O evento ocorreu nas arcadas do Largo de São Francisco e reuniu, segundo os organizadores, cerca de 3 mil pessoas.

Na quarta-feira 10, artistas divulgaram um vídeo com a leitura da carta. Estavam na gravação personalidades como Fernanda Montenegro, Anitta, Chico Buarque, Maria Bethânia, Milton Nascimento, Djavan, Juliette e Caetano Veloso.

Nesta quinta, o manifesto foi lido após uma série de discursos, realizados no salão nobre da faculdade, em que juristas, representantes de movimentos civis, sindicalistas e empresários reafirmaram a confiança no sistema eleitoral, a defesa da democracia e a oposição aos ataques contra as instituições. Trata-se de uma reação às ameaças golpistas do presidente Jair Bolsonaro (PL).

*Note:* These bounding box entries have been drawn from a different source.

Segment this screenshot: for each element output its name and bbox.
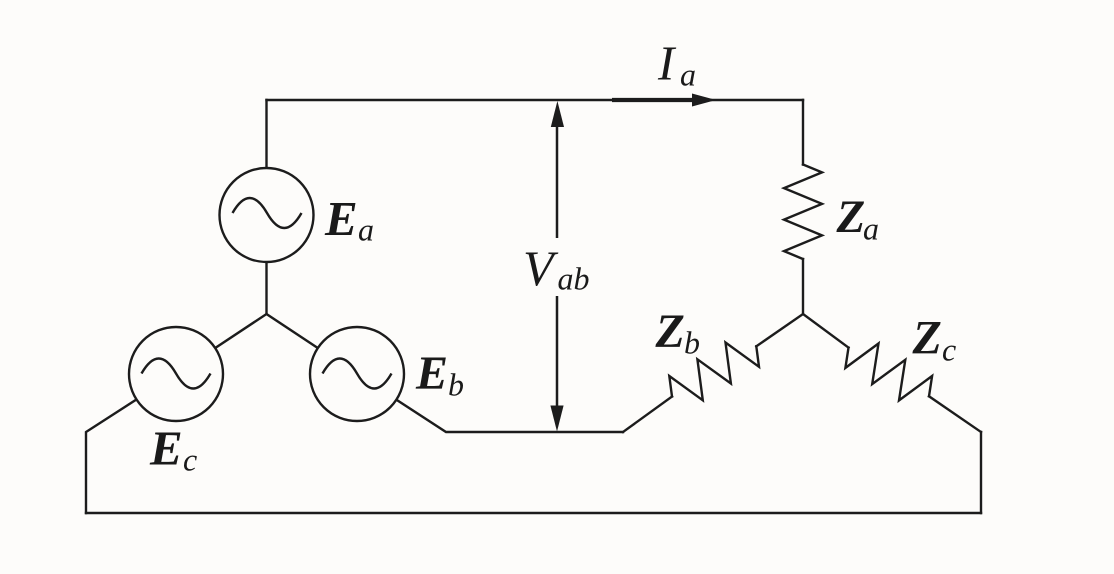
svg-text:Z: Z [655,305,685,358]
wire top (a-phase): from source top to load top [267,99,804,101]
wire load neutral to Zc [803,314,849,348]
svg-text:a: a [680,57,696,93]
wire bottom (c-phase return) [86,512,981,514]
wire load top lead [802,100,804,165]
svg-text:ab: ab [558,261,590,297]
ac source Eb [310,327,404,421]
svg-text:I: I [657,36,677,91]
svg-text:Z: Z [912,312,942,365]
wire Za to load neutral [802,259,804,314]
resistor Za [784,165,822,260]
voltage arrow Vab (double-headed) [550,101,564,432]
wire left vertical through source Ea [265,100,267,314]
wire Zc to right vertical [929,396,981,432]
wire from neutral through Ec to bottom-left corner [86,314,267,513]
ac source Ec [129,327,223,421]
wire Zb to b-terminal [623,397,672,433]
svg-text:c: c [183,442,197,478]
resistor Zc [845,344,932,401]
ac source Ea [220,168,314,262]
resistor Zb [669,343,759,401]
svg-text:E: E [415,347,448,400]
wire load neutral to Zb [756,314,803,346]
svg-text:Z: Z [836,191,866,243]
svg-text:c: c [942,332,956,368]
current arrow Ia [612,94,716,107]
svg-text:b: b [448,367,464,403]
svg-text:V: V [523,240,559,296]
svg-text:a: a [358,212,374,248]
wire from neutral through Eb to b-terminal wire [267,314,624,432]
svg-text:E: E [324,191,358,246]
svg-text:a: a [863,211,879,247]
svg-text:b: b [684,325,700,361]
wire right vertical (c-side of load) [980,432,982,513]
svg-text:E: E [149,421,183,476]
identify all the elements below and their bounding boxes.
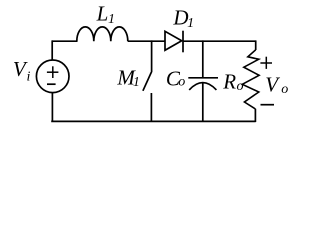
diode D1 cathode bar: [182, 31, 184, 53]
svg-text:i: i: [27, 69, 31, 84]
minus sign inside source: [47, 83, 56, 85]
svg-text:o: o: [281, 82, 288, 97]
capacitor Co bottom lead: [202, 83, 204, 122]
svg-text:R: R: [222, 69, 236, 93]
wire top rail middle segment: [128, 40, 166, 42]
wire left vertical lower: [51, 93, 53, 123]
resistor Ro top lead: [255, 40, 257, 50]
resistor Ro zigzag: [242, 50, 259, 109]
bottom rail: [51, 120, 256, 122]
capacitor Co top lead: [202, 40, 204, 78]
diode D1 triangle: [165, 31, 182, 50]
svg-text:L: L: [96, 2, 109, 26]
wire top rail right segment: [183, 40, 256, 42]
capacitor Co top plate: [188, 77, 218, 79]
voltage source Vi circle: [36, 60, 69, 93]
svg-text:o: o: [237, 79, 244, 94]
capacitor Co curved bottom plate: [189, 83, 216, 90]
resistor Ro bottom lead: [254, 109, 256, 122]
svg-text:V: V: [265, 72, 280, 96]
minus sign Vo: [261, 104, 275, 106]
svg-text:1: 1: [108, 12, 115, 27]
switch M1 bottom lead: [150, 93, 152, 122]
switch M1 blade: [143, 71, 152, 91]
svg-text:o: o: [178, 75, 185, 90]
plus sign Vo: [260, 57, 272, 69]
svg-text:1: 1: [187, 16, 194, 31]
plus sign inside source: [47, 66, 59, 78]
wire left vertical upper (source branch): [51, 40, 53, 60]
wire top rail left segment: [52, 40, 78, 42]
svg-text:1: 1: [133, 75, 140, 90]
switch M1 top lead: [151, 40, 153, 71]
inductor L1: [77, 27, 128, 41]
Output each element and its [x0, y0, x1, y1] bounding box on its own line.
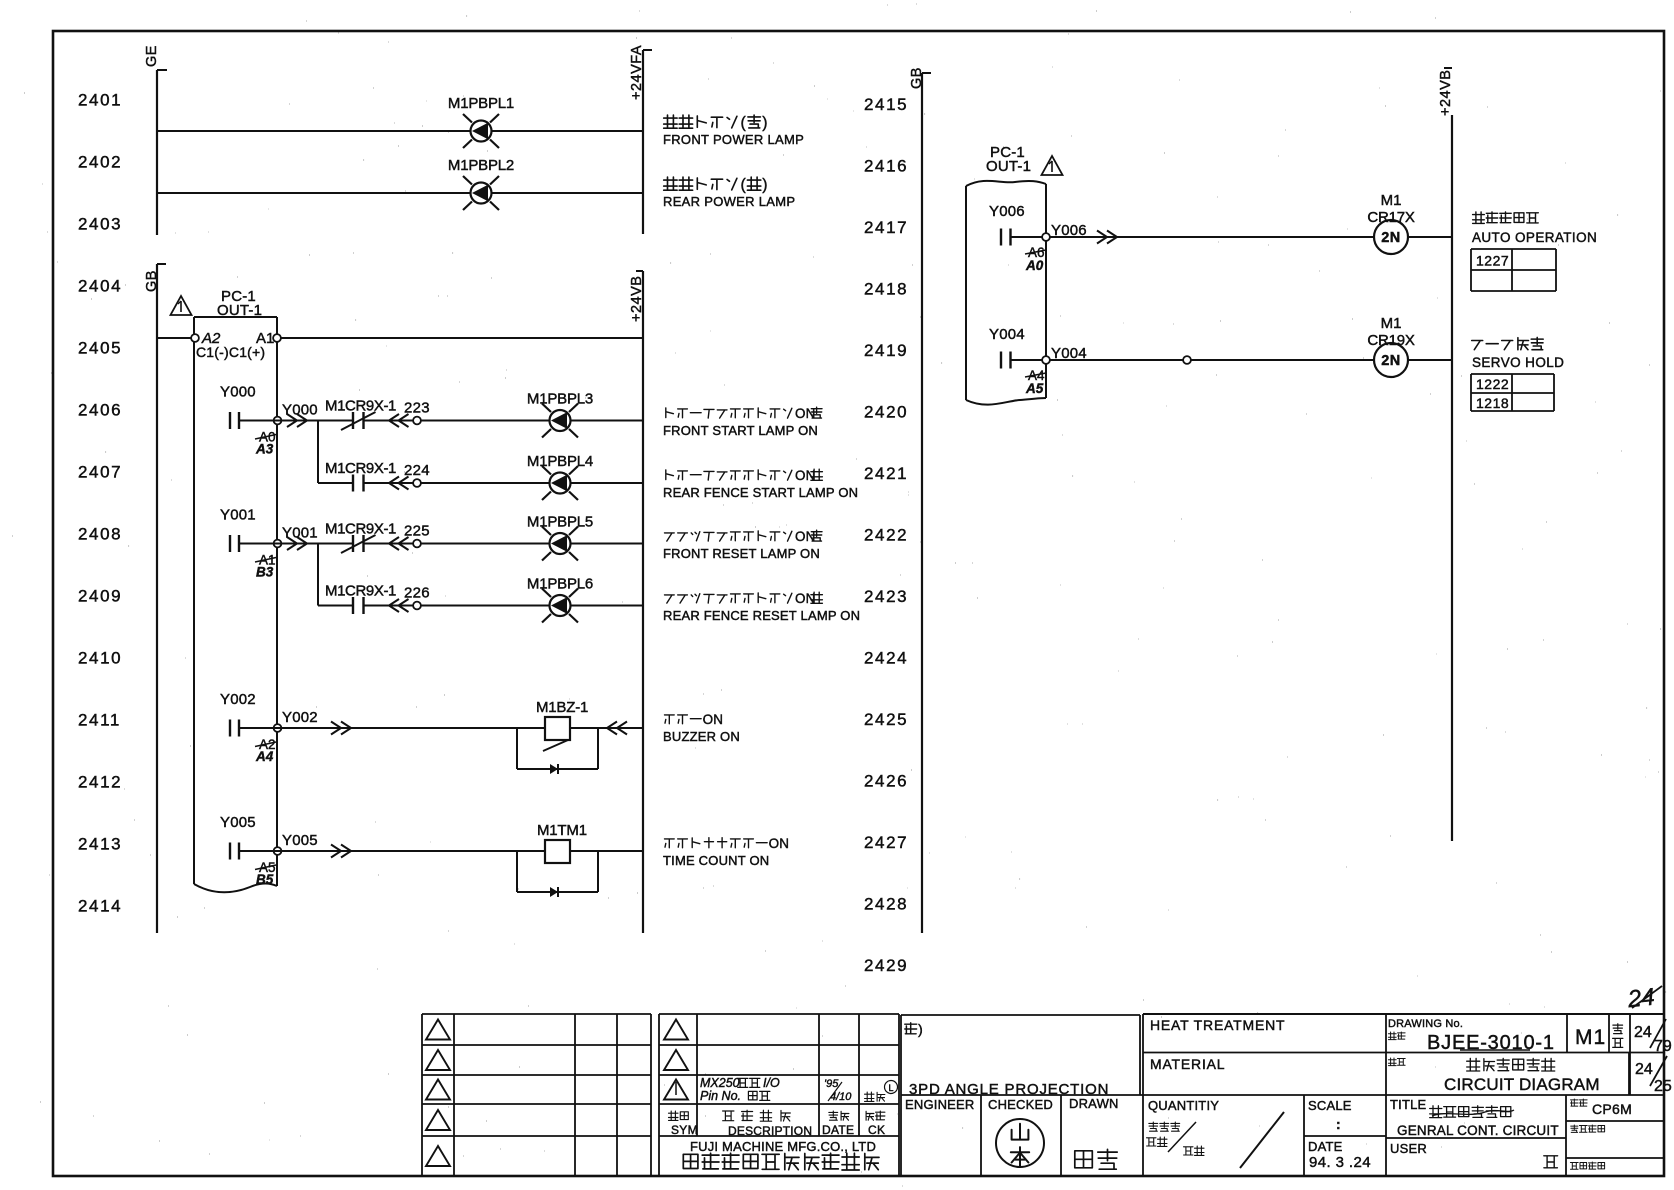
svg-text:2410: 2410: [78, 649, 122, 668]
svg-text:USER: USER: [1390, 1141, 1427, 1156]
svg-text:FRONT START LAMP ON: FRONT START LAMP ON: [663, 423, 818, 438]
svg-text:CHECKED: CHECKED: [988, 1097, 1053, 1112]
svg-text:2405: 2405: [78, 339, 122, 358]
svg-text:2409: 2409: [78, 587, 122, 606]
svg-text:ON: ON: [769, 836, 790, 851]
svg-text:B5: B5: [256, 872, 274, 887]
svg-text:1222: 1222: [1476, 376, 1509, 392]
svg-text:M1PBPL6: M1PBPL6: [527, 576, 593, 593]
svg-text:2422: 2422: [864, 526, 908, 545]
svg-text:GB: GB: [144, 270, 160, 292]
svg-text:2415: 2415: [864, 95, 908, 114]
svg-text:Pin No.: Pin No.: [700, 1089, 741, 1103]
svg-text:OUT-1: OUT-1: [217, 302, 262, 319]
svg-text:Y000: Y000: [220, 384, 256, 401]
svg-text:A4: A4: [255, 749, 274, 764]
svg-text:M1PBPL2: M1PBPL2: [448, 157, 514, 174]
svg-text:79: 79: [1654, 1038, 1672, 1055]
svg-text:Y002: Y002: [282, 709, 318, 726]
svg-text:M1BZ-1: M1BZ-1: [536, 699, 588, 716]
svg-text:24: 24: [1635, 1061, 1653, 1078]
svg-text:MX250: MX250: [700, 1076, 740, 1090]
svg-text:SERVO HOLD: SERVO HOLD: [1472, 355, 1564, 370]
svg-text:24: 24: [1626, 984, 1656, 1014]
svg-text:Y005: Y005: [220, 814, 256, 831]
svg-text:94. 3 .24: 94. 3 .24: [1309, 1154, 1371, 1171]
svg-text:SYM: SYM: [671, 1123, 698, 1137]
svg-text:2404: 2404: [78, 277, 122, 296]
svg-text:2408: 2408: [78, 525, 122, 544]
svg-text:REAR FENCE START LAMP ON: REAR FENCE START LAMP ON: [663, 485, 858, 500]
svg-text:Y004: Y004: [989, 326, 1025, 343]
svg-text:2406: 2406: [78, 401, 122, 420]
svg-text:M1TM1: M1TM1: [537, 822, 587, 839]
svg-text:MATERIAL: MATERIAL: [1150, 1056, 1225, 1072]
svg-text:2423: 2423: [864, 587, 908, 606]
svg-text:M1CR9X-1: M1CR9X-1: [325, 460, 396, 477]
svg-text:2425: 2425: [864, 710, 908, 729]
svg-text:2428: 2428: [864, 895, 908, 914]
svg-text:M1CR9X-1: M1CR9X-1: [325, 521, 396, 538]
svg-text:OUT-1: OUT-1: [986, 158, 1031, 175]
svg-text:TIME COUNT ON: TIME COUNT ON: [663, 853, 769, 868]
svg-text:2414: 2414: [78, 897, 122, 916]
svg-text:): ): [918, 1022, 923, 1038]
svg-text:(: (: [741, 177, 747, 194]
svg-text:REAR FENCE RESET LAMP ON: REAR FENCE RESET LAMP ON: [663, 608, 860, 623]
svg-text:B3: B3: [256, 565, 274, 580]
svg-text:Y002: Y002: [220, 691, 256, 708]
svg-text:2416: 2416: [864, 157, 908, 176]
svg-text:2407: 2407: [78, 463, 122, 482]
svg-text:2412: 2412: [78, 773, 122, 792]
svg-text:226: 226: [404, 585, 430, 602]
svg-text:FRONT POWER LAMP: FRONT POWER LAMP: [663, 132, 804, 147]
svg-text:24: 24: [1634, 1024, 1652, 1041]
svg-text:2401: 2401: [78, 91, 122, 110]
svg-text:223: 223: [404, 400, 430, 417]
svg-text:Y005: Y005: [282, 832, 318, 849]
svg-text:SCALE: SCALE: [1308, 1098, 1352, 1113]
svg-text:1218: 1218: [1476, 395, 1509, 411]
svg-text:DRAWN: DRAWN: [1069, 1096, 1119, 1111]
svg-text:AUTO OPERATION: AUTO OPERATION: [1472, 230, 1597, 245]
svg-text:CK: CK: [868, 1123, 885, 1137]
svg-text:): ): [762, 177, 767, 194]
svg-text:QUANTITIY: QUANTITIY: [1148, 1098, 1219, 1113]
svg-text:Y001: Y001: [220, 507, 256, 524]
svg-text:2403: 2403: [78, 215, 122, 234]
svg-text:M1PBPL3: M1PBPL3: [527, 391, 593, 408]
svg-text:FRONT RESET LAMP ON: FRONT RESET LAMP ON: [663, 546, 820, 561]
svg-text:HEAT TREATMENT: HEAT TREATMENT: [1150, 1017, 1285, 1033]
svg-text:2424: 2424: [864, 649, 908, 668]
svg-text:2426: 2426: [864, 772, 908, 791]
svg-text:M1CR9X-1: M1CR9X-1: [325, 583, 396, 600]
svg-text:2402: 2402: [78, 153, 122, 172]
svg-text:M1: M1: [1381, 192, 1402, 209]
svg-text:2421: 2421: [864, 464, 908, 483]
svg-text:M1PBPL4: M1PBPL4: [527, 453, 593, 470]
svg-text:DATE: DATE: [822, 1123, 854, 1137]
svg-text:M1PBPL5: M1PBPL5: [527, 514, 593, 531]
svg-text:M1: M1: [1381, 315, 1402, 332]
svg-text:M1CR9X-1: M1CR9X-1: [325, 398, 396, 415]
svg-text:C1(-)C1(+): C1(-)C1(+): [196, 344, 265, 360]
svg-text:DATE: DATE: [1308, 1139, 1343, 1154]
svg-text:I/O: I/O: [763, 1076, 780, 1090]
svg-text:2413: 2413: [78, 835, 122, 854]
svg-text:2429: 2429: [864, 956, 908, 975]
svg-text:): ): [762, 115, 767, 132]
svg-text:ON: ON: [703, 712, 724, 727]
svg-text:+24VB: +24VB: [1438, 70, 1454, 116]
svg-text:CR17X: CR17X: [1367, 209, 1415, 226]
svg-text:GE: GE: [144, 45, 160, 67]
svg-text:+24VFA: +24VFA: [629, 45, 645, 100]
svg-text:2427: 2427: [864, 833, 908, 852]
svg-text:TITLE: TITLE: [1390, 1097, 1427, 1112]
svg-text:2419: 2419: [864, 341, 908, 360]
svg-text:2417: 2417: [864, 218, 908, 237]
svg-text:M1: M1: [1575, 1026, 1606, 1049]
svg-text:A5: A5: [1025, 381, 1044, 396]
svg-text:DESCRIPTION: DESCRIPTION: [728, 1124, 812, 1138]
svg-text:REAR POWER LAMP: REAR POWER LAMP: [663, 194, 795, 209]
svg-text:CIRCUIT DIAGRAM: CIRCUIT DIAGRAM: [1444, 1075, 1600, 1094]
svg-text:2420: 2420: [864, 403, 908, 422]
svg-text:DRAWING No.: DRAWING No.: [1388, 1018, 1463, 1030]
svg-text:ENGINEER: ENGINEER: [905, 1097, 975, 1112]
svg-text:2N: 2N: [1381, 353, 1401, 369]
svg-text:(: (: [741, 115, 747, 132]
svg-text:L: L: [888, 1083, 893, 1093]
svg-text:2N: 2N: [1381, 230, 1401, 246]
svg-text:FUJI MACHINE MFG.CO., LTD: FUJI MACHINE MFG.CO., LTD: [690, 1139, 876, 1154]
svg-text:2411: 2411: [78, 711, 121, 730]
svg-text:225: 225: [404, 523, 430, 540]
svg-text:25: 25: [1654, 1078, 1672, 1095]
svg-text:BUZZER ON: BUZZER ON: [663, 729, 740, 744]
svg-text:GENRAL CONT. CIRCUIT: GENRAL CONT. CIRCUIT: [1397, 1123, 1559, 1138]
svg-text:CP6M: CP6M: [1592, 1101, 1632, 1117]
svg-text:2418: 2418: [864, 280, 908, 299]
svg-text:A0: A0: [1025, 258, 1044, 273]
svg-text:CR19X: CR19X: [1367, 332, 1415, 349]
svg-text:A3: A3: [255, 442, 274, 457]
svg-text:1227: 1227: [1476, 253, 1509, 269]
svg-text::: :: [1336, 1116, 1341, 1132]
svg-text:M1PBPL1: M1PBPL1: [448, 95, 514, 112]
svg-text:Y006: Y006: [989, 203, 1025, 220]
svg-text:GB: GB: [909, 67, 925, 89]
svg-text:224: 224: [404, 462, 430, 479]
svg-text:+24VB: +24VB: [629, 276, 645, 322]
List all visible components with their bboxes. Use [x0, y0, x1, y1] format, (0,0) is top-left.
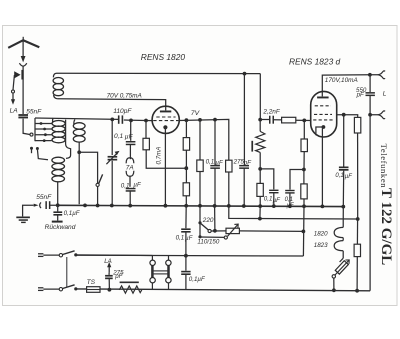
tube U1 RENS1820 envelope: [152, 106, 179, 133]
label LA: [10, 108, 19, 115]
resistor R7: [257, 183, 263, 196]
wire: [342, 207, 344, 228]
coil L1a tapped antenna coil: [52, 118, 71, 158]
tube U2 cathode: [316, 125, 325, 135]
resistor R11: [354, 117, 360, 133]
bus node: [272, 204, 276, 208]
node: [302, 230, 306, 234]
tube U1 grid1 dashes: [156, 116, 175, 118]
node: [74, 253, 77, 256]
anode coil L3: [53, 73, 63, 98]
wire: [214, 206, 216, 231]
wire: [260, 119, 281, 121]
svg-text:Telefunken: Telefunken: [379, 144, 389, 189]
label 0,1uF: [189, 276, 206, 283]
switch contact heater: [332, 275, 335, 278]
svg-text:275: 275: [233, 159, 245, 166]
wire 256 rail: [76, 254, 304, 257]
svg-text:RENS 1823 d: RENS 1823 d: [289, 57, 341, 67]
node: [368, 73, 372, 77]
switch pole top: [59, 251, 74, 257]
mains prong top: [38, 254, 59, 257]
svg-text:7V: 7V: [191, 110, 201, 117]
svg-text:RENS 1820: RENS 1820: [141, 52, 186, 62]
wire tuning cap to bus: [111, 161, 113, 204]
svg-text:0,1µF: 0,1µF: [64, 210, 81, 217]
antenna plug connector: [19, 56, 26, 66]
svg-text:55nF: 55nF: [26, 108, 42, 115]
wire: [129, 145, 131, 159]
svg-text:0,1: 0,1: [335, 173, 343, 179]
tap 1: [35, 122, 52, 125]
wire anode lead: [58, 99, 166, 111]
bus node: [302, 204, 306, 208]
tube U1 grid2 dashes: [153, 120, 178, 122]
mains prong bottom: [38, 288, 59, 291]
capacitor 0.1uF chassis: [52, 205, 63, 222]
selector contact A: [208, 229, 211, 232]
wire: [342, 251, 344, 258]
node cathode-R drop: [144, 119, 148, 123]
heater 1820: [334, 227, 343, 237]
tube U2 grid dashes 1: [315, 105, 331, 107]
svg-text:0,1: 0,1: [206, 159, 215, 166]
label 2,2nF: [262, 109, 280, 116]
bus node: [288, 204, 292, 208]
label 0,1 uF: [176, 235, 194, 243]
wire tube2 cathode to bus: [321, 128, 323, 206]
wire bottom rail: [76, 289, 370, 291]
wire: [259, 74, 261, 120]
wire: [146, 150, 186, 168]
tap 4: [35, 139, 52, 142]
wire: [199, 120, 201, 206]
LA down arrow: [11, 93, 15, 105]
label 1820: [314, 230, 328, 237]
variable capacitor tuning: [106, 151, 119, 164]
wire: [130, 120, 132, 140]
capacitor 0.1uF g2: [285, 190, 294, 194]
wire tube2 anode top: [322, 75, 370, 97]
wire to LA point: [13, 75, 14, 90]
capacitor 0.1uF AF1: [269, 190, 278, 194]
wire branch: [260, 169, 274, 190]
node: [108, 288, 112, 292]
transformer T1 right winding: [166, 256, 171, 290]
wire L2 to switch: [79, 152, 97, 204]
tap bus: [34, 118, 36, 141]
svg-text:110pF: 110pF: [113, 108, 132, 115]
wire: [333, 278, 335, 290]
wire tuning cap column: [111, 119, 113, 155]
svg-text:µF: µF: [133, 181, 142, 188]
capacitor 0.1uF below 7A: [126, 188, 136, 192]
node pivot: [198, 221, 201, 224]
parallel bar: [120, 281, 139, 283]
node: [356, 217, 360, 221]
capacitor 0.1uF mains1: [181, 228, 190, 232]
wire coil1b to bus: [57, 204, 59, 205]
switch S1 wave band: [96, 174, 103, 204]
spark gap arrester: [14, 70, 23, 80]
label L: [383, 91, 387, 98]
label 550pF: [356, 87, 367, 99]
chassis plug: [34, 202, 41, 208]
label 55nF top: [26, 108, 42, 115]
bus node: [258, 204, 262, 208]
node: [185, 118, 189, 122]
wire antenna lead down: [22, 40, 24, 56]
speaker terminal 2: [370, 111, 385, 119]
lower tap dots: [30, 147, 48, 160]
wire plate supply top: [57, 72, 261, 74]
wire: [303, 170, 305, 207]
bus node: [96, 204, 100, 208]
node: [332, 288, 336, 292]
svg-text:T 122 G/GL: T 122 G/GL: [378, 188, 394, 265]
bus node: [213, 204, 217, 208]
wire: [296, 119, 311, 121]
resistor R10: [301, 184, 307, 199]
wire: [356, 219, 359, 291]
ground symbol: [16, 205, 33, 223]
capacitor 55nF chassis: [45, 201, 50, 209]
label 220: [202, 217, 214, 224]
node: [368, 113, 372, 117]
wire cap to band switch: [23, 119, 30, 135]
wire rheostat out: [239, 230, 303, 233]
bus node: [341, 205, 345, 209]
capacitor 0.1uF mains2: [181, 271, 190, 275]
svg-text:TS: TS: [87, 279, 96, 286]
node L2 bottom: [77, 150, 81, 154]
label 170V 10mA: [325, 77, 358, 84]
wire output rail down: [369, 115, 371, 291]
terminal circle: [12, 90, 15, 93]
wire 110-150 contact: [200, 236, 224, 238]
svg-text:pF: pF: [114, 273, 123, 280]
bus node: [242, 204, 246, 208]
resistor R9: [301, 139, 307, 152]
svg-text:LA: LA: [104, 258, 112, 265]
tap 3: [35, 133, 52, 136]
wire branch left: [290, 170, 304, 190]
wire top rail: [76, 254, 153, 257]
node: [258, 167, 262, 171]
bus node: [110, 204, 114, 208]
wire: [22, 66, 24, 114]
capacitor 275pF: [239, 165, 249, 169]
capacitor 0.1uF screen: [210, 165, 220, 169]
label 0,1uF: [335, 173, 352, 180]
label 0,7mA: [156, 147, 163, 165]
label TS: [87, 279, 96, 286]
label 55nF lower: [36, 194, 52, 201]
rheostat R14 heater: [335, 258, 349, 275]
label RENS 1823 d: [289, 57, 341, 67]
LA up arrow: [107, 262, 111, 273]
label 0,1uF: [264, 196, 281, 204]
svg-text:0,1µF: 0,1µF: [189, 276, 206, 283]
capacitor 0.1uF grid: [126, 141, 136, 145]
wire: [199, 223, 201, 237]
label T122 G/GL: [378, 188, 394, 265]
bus node: [227, 204, 231, 208]
node: [213, 118, 217, 122]
label LA mains: [104, 258, 112, 265]
label 1823: [314, 242, 328, 249]
svg-text:1823: 1823: [314, 242, 328, 249]
label Telefunken: [379, 144, 389, 189]
wire: [342, 238, 344, 241]
wire: [129, 176, 131, 186]
bus node: [56, 203, 60, 207]
wire: [145, 121, 147, 139]
fuse TS: [87, 287, 100, 293]
wire tube1 cathode to bus: [164, 127, 166, 204]
transformer T1 left winding: [150, 256, 155, 290]
selector contact B: [224, 236, 227, 239]
selector lever 220: [201, 223, 209, 230]
wire selector pivot column: [199, 206, 201, 223]
node tuning junction: [110, 118, 114, 122]
wire: [369, 75, 371, 115]
node grid2: [302, 119, 306, 123]
label 0,1uF: [206, 159, 224, 167]
resistor grid R8: [282, 117, 296, 123]
wire bus left: [50, 204, 58, 206]
wire: [129, 191, 131, 204]
svg-text:µF: µF: [345, 174, 352, 180]
tube U2 RENS1823d envelope: [311, 91, 337, 137]
label 0,1/uF stacked: [285, 197, 294, 209]
label 110pF: [113, 108, 132, 115]
svg-text:0,1: 0,1: [176, 235, 185, 242]
svg-text:0,1: 0,1: [114, 133, 123, 140]
label 0,1uF (7A): [121, 181, 142, 189]
svg-text:µF: µF: [125, 134, 134, 141]
resistor zigzag R6: [251, 131, 265, 152]
tube U2 grid dashes 3: [313, 119, 333, 121]
label Rueckwand: [45, 224, 76, 231]
switch link bar: [66, 257, 68, 287]
wire: [259, 206, 261, 219]
bus node: [83, 204, 87, 208]
resistor R3: [183, 183, 189, 196]
label 275pF: [233, 159, 253, 167]
svg-text:1820: 1820: [314, 230, 328, 237]
svg-text:LA: LA: [10, 108, 19, 115]
svg-text:55nF: 55nF: [36, 194, 52, 201]
capacitor 110pF: [118, 115, 123, 123]
wire grid line right: [124, 119, 152, 122]
jack 7A pickup: [126, 158, 134, 177]
coil L2 tank: [73, 119, 85, 152]
svg-text:170V,10mA: 170V,10mA: [325, 77, 358, 84]
wire: [211, 230, 226, 232]
node: [184, 254, 188, 258]
node: [198, 118, 202, 122]
wire: [185, 232, 187, 271]
svg-text:220: 220: [202, 217, 214, 224]
capacitor 0.1uF anode: [339, 115, 349, 208]
rheostat R13: [226, 224, 239, 236]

O ato nas dependências formais da USP terminou com a leitura de outra carta, produzida pela Federação Nacional das Indústrias, com teor semelhante ao do documento principal.

Já nas arcadas e no Largo de São Francisco, fora do palco, a cerimônia ganhou tons mais eleitorais. Entre os manifestantes circulavam faixas e bandeiras com alusões a Lula (PT) e críticas a Bolsonaro. No palco, o tom mais protocolar manteve-se na participação de Celso Campilongo, diretor da Faculdade de Direito, que não citou nominalmente o presidente, mas rebateu a ação das Forças Armadas e os ataques ao TSE.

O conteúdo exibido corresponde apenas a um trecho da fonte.